Rob Borofsky convinced us to sign a book contract before we thought we were ready, and we are grateful for that impetus. We thank Naomi Schneider at University of California Press for supporting this project since its inception as part of the public anthropology series. Mary Renaud indefatiguably copyedited a challenging multivoiced manuscript, and Dore Brown graciously coordinated all aspects of production. We truly appreciate Nola Burger’s dedication to creating the design and layout of the photographs and text. Javier Auyero and João Biehl provided useful detailed comments that helped reshape the book. Laurie Hart deserves to be a co-author; her edits and restructuring of our theoretical analysis were invaluable.

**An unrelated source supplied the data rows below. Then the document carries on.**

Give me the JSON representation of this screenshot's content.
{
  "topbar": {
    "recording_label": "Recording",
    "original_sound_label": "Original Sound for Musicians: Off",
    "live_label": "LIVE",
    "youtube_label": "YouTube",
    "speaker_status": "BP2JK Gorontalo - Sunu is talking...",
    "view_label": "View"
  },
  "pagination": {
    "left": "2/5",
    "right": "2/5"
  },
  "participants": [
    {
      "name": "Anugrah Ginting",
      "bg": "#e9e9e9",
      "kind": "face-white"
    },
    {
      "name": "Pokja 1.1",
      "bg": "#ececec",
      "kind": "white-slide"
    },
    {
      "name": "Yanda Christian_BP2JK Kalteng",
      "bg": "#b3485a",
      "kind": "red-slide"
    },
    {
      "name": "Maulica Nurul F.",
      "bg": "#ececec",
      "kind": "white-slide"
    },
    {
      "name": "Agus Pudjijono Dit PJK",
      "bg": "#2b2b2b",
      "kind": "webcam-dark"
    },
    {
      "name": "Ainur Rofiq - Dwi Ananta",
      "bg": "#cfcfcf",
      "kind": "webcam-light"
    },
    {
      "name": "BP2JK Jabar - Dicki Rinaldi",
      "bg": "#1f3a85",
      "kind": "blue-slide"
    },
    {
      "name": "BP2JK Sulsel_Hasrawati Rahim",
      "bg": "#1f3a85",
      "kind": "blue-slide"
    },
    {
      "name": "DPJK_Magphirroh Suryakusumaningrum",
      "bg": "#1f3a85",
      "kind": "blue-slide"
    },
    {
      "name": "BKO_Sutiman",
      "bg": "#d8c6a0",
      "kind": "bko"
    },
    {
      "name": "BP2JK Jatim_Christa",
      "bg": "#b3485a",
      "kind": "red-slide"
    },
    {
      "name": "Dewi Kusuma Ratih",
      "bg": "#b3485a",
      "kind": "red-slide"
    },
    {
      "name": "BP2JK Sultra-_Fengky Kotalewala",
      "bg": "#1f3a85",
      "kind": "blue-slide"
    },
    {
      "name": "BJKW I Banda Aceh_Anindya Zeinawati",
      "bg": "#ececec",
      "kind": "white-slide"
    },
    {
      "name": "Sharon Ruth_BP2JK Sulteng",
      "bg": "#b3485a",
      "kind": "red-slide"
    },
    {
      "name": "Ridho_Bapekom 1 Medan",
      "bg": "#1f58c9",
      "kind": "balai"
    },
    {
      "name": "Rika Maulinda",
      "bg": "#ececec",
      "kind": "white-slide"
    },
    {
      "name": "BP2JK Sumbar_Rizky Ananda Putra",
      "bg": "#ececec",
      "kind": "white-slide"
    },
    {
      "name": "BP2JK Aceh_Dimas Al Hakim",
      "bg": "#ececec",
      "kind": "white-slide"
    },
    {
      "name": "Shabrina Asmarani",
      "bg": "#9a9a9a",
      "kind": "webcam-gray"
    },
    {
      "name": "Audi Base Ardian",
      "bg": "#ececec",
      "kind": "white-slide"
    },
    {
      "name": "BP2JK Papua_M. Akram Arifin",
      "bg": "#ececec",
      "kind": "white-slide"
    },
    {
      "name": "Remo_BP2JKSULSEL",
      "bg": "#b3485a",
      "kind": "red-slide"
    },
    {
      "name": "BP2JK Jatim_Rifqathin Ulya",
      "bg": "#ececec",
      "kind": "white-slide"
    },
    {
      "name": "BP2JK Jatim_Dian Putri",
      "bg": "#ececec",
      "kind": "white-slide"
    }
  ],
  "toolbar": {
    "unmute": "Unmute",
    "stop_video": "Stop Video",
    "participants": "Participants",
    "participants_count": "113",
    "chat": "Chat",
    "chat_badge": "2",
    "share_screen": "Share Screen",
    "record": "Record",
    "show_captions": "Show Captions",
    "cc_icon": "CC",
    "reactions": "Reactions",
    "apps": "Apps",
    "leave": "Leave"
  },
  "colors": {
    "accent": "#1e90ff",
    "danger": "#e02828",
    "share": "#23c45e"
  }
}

We are especially thankful to Ann Magruder, who coded, organized, and reviewed notes and transcripts and sat side by side with us to type the first drafts. Additional heavy lifting (typing, editing, formatting, and yet more editing) was performed by Emi Bretschneider, Xarene Eskandar, David Hess, Jesse Davies-Kessler, Joelle Morrow, Mary Katherine Sheena, Lisa Lisanti, and Mimi Kirk. Zoe Marquardt vetted final copy edits; Fernando Montero Castrillo incorporated the last set of edits, fact-checked, revamped the bibliography, and coordinated the preliminary submission of the photos and files with remarkable elegance, patience, clarity, and good cheer. Last-minute emergency help was provided by Emiliano Bourgois-Chacon, Nick Iacobelli, and Ross Lerner.

This project was primarily funded by National Institutes of Health (NIH) grant DA10164, which was initially shepherded by Richard Needle, Susan Coyle, Nick Kozel, and especially Mike Agar. The grant subsequently was expertly guided for ten years at the NIH by Elizabeth Lambert, with additional help from Jacques Normand and Angela Pattatucci Aragón. We also received funds from N01-DA-3–5201, DA-263-MD-519210, the California University AIDS Research Program (UARP) R99-SF-052, the Russell Sage Foundation 87–03–04, the National Endowment for the Humanities RA-20229, two NIH diversity supplements, the Wenner Gren Trustee Program, the President’s Office at the University of Pennsylvania (through a Richard Perry University Professorship), and the Institute for Advanced Study in Princeton. The collection of comparative background and historical data was supported by California HIV/AIDS Research Program ID-06-SF194, UARP R99-SF-115, Center for Substance Abuse Treatment H79-TI12103, the Office of AIDS at the California Department of Health Services (SYNC Project 06–55787), the Social Science Research Council, the Ford Foundation, and the Harry Frank Guggenheim Foundation, as well as NIH grants DA06413, DA012803, DA01064, DA016165, DA09532, DA013245, DA016159, DA017389, DA021627, NR08324, MH054907, MH078743, and MH064388. The analysis presented in this book does not necessarily represent the views of the funders.

Above all, we thank the Edgewater homeless for allowing us into their lives.